Hydrogen & Fuel Cell

As a carbon-free energy carrier, hydrogen is a very interesting and promising way of transporting and converting energy without greenhouse gas emissions. However, the challenges are the sustainable production, transport and storage of hydrogen. Since pure hydrogen is the smallest element, there is still a need for research. In part, hydrogen is converted into other substances, such as ammonia or methanol as an energy carrier, primarily for easier transport and storage, but also for further use. These substances, which can be stored in liquid form with little effort, make handling easier. Both internal combustion engines and fuel cells are used in the energy conversion of hydrogen or its carrier systems.

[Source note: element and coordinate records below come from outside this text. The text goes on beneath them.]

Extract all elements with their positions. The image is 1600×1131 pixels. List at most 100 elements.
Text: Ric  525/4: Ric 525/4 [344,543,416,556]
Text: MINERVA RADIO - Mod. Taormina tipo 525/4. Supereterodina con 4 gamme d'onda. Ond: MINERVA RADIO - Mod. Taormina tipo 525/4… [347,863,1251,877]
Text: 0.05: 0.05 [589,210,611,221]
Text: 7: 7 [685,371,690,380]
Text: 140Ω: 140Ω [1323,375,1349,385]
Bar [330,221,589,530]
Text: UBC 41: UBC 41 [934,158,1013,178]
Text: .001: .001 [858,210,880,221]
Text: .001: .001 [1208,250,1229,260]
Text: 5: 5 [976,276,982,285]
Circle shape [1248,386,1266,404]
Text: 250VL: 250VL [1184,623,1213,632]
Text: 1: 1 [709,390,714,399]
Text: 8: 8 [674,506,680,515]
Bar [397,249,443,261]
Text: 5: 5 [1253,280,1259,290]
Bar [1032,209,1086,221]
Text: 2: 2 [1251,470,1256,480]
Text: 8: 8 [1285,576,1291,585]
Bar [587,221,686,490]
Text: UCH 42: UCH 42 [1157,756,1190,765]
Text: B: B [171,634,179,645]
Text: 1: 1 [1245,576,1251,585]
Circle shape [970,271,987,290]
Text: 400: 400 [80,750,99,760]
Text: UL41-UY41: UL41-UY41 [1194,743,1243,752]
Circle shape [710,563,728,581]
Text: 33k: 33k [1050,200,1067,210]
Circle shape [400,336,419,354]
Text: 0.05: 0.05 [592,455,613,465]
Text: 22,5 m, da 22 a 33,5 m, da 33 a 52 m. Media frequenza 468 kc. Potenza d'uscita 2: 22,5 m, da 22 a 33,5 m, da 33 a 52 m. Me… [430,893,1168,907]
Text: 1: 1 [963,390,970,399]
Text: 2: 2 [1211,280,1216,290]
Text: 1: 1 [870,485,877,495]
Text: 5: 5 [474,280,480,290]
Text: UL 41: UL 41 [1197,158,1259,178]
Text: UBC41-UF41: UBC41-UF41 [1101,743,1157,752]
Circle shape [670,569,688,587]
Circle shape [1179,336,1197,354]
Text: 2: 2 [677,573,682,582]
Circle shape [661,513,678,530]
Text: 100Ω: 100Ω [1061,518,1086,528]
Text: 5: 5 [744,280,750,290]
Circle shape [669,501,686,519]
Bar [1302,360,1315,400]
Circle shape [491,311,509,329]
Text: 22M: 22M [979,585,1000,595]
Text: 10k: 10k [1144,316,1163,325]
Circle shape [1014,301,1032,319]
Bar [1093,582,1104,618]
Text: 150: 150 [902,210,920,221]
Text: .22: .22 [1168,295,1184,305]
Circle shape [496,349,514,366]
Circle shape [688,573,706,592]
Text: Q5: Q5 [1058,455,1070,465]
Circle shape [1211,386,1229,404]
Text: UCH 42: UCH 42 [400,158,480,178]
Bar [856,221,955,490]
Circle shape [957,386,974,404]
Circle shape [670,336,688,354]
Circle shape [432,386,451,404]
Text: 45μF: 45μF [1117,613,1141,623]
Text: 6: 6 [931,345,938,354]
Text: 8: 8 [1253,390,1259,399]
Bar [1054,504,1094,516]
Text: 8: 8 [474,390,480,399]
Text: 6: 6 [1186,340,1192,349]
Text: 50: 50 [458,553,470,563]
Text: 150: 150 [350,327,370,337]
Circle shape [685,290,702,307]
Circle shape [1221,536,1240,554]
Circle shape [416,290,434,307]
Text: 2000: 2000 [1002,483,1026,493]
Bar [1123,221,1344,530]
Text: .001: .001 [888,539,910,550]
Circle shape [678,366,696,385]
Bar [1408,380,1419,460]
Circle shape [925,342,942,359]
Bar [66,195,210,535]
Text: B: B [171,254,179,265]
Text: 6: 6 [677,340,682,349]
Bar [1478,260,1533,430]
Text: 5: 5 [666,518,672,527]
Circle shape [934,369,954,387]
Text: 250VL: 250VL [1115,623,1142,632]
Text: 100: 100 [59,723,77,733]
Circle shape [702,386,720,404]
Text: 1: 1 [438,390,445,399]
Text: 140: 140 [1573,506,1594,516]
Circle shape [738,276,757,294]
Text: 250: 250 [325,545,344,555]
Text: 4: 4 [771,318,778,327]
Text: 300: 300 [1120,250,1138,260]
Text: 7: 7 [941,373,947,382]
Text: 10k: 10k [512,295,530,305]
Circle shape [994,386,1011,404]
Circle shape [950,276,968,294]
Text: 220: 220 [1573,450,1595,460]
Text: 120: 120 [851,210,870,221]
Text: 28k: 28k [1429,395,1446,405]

Accordingly, the Institute of Sustainable Mobile Powertrains devotes its research work to the direct use of hydrogen in combustion engines and fuel cells as well as to the alternative hydrogen carriers methanol and ammonia.

 

Hydrogen internal combustion engines

Due to their robustness, internal combustion engines have the advantage of being able to serve as a bridging technology for the widespread use of hydrogen, whereby both mechanical and electrical energy as well as heat can be generated directly from hydrogen or alternative energy sources. However, the internal combustion engines must be consistently designed and developed for the new fuel so that the highest potential for low-carbon or zero-carbon combustion can be achieved. The research topics of the NMA include the energetic conversion of hydrogen and its energy carriers in the combustion chamber of the engine to the optimization of combustion in order to achieve the lowest possible environmental impact with high efficiency. This is investigated thermodynamically, optically and simulatively with test engines developed in-house, from passenger cars to the large bore engine segment.

 

Fuel cells

Fuel cells can work with a high degree of efficiency in the direct conversion of hydrogen into electrical energy, but research efforts are still needed to be able to represent broad availability. At our chair, questions of the application proximity of the fuel cell in the system network of the drivetrain are to be researched. Here, too, experimental, thermodynamic and simulative investigations play a major role in our research.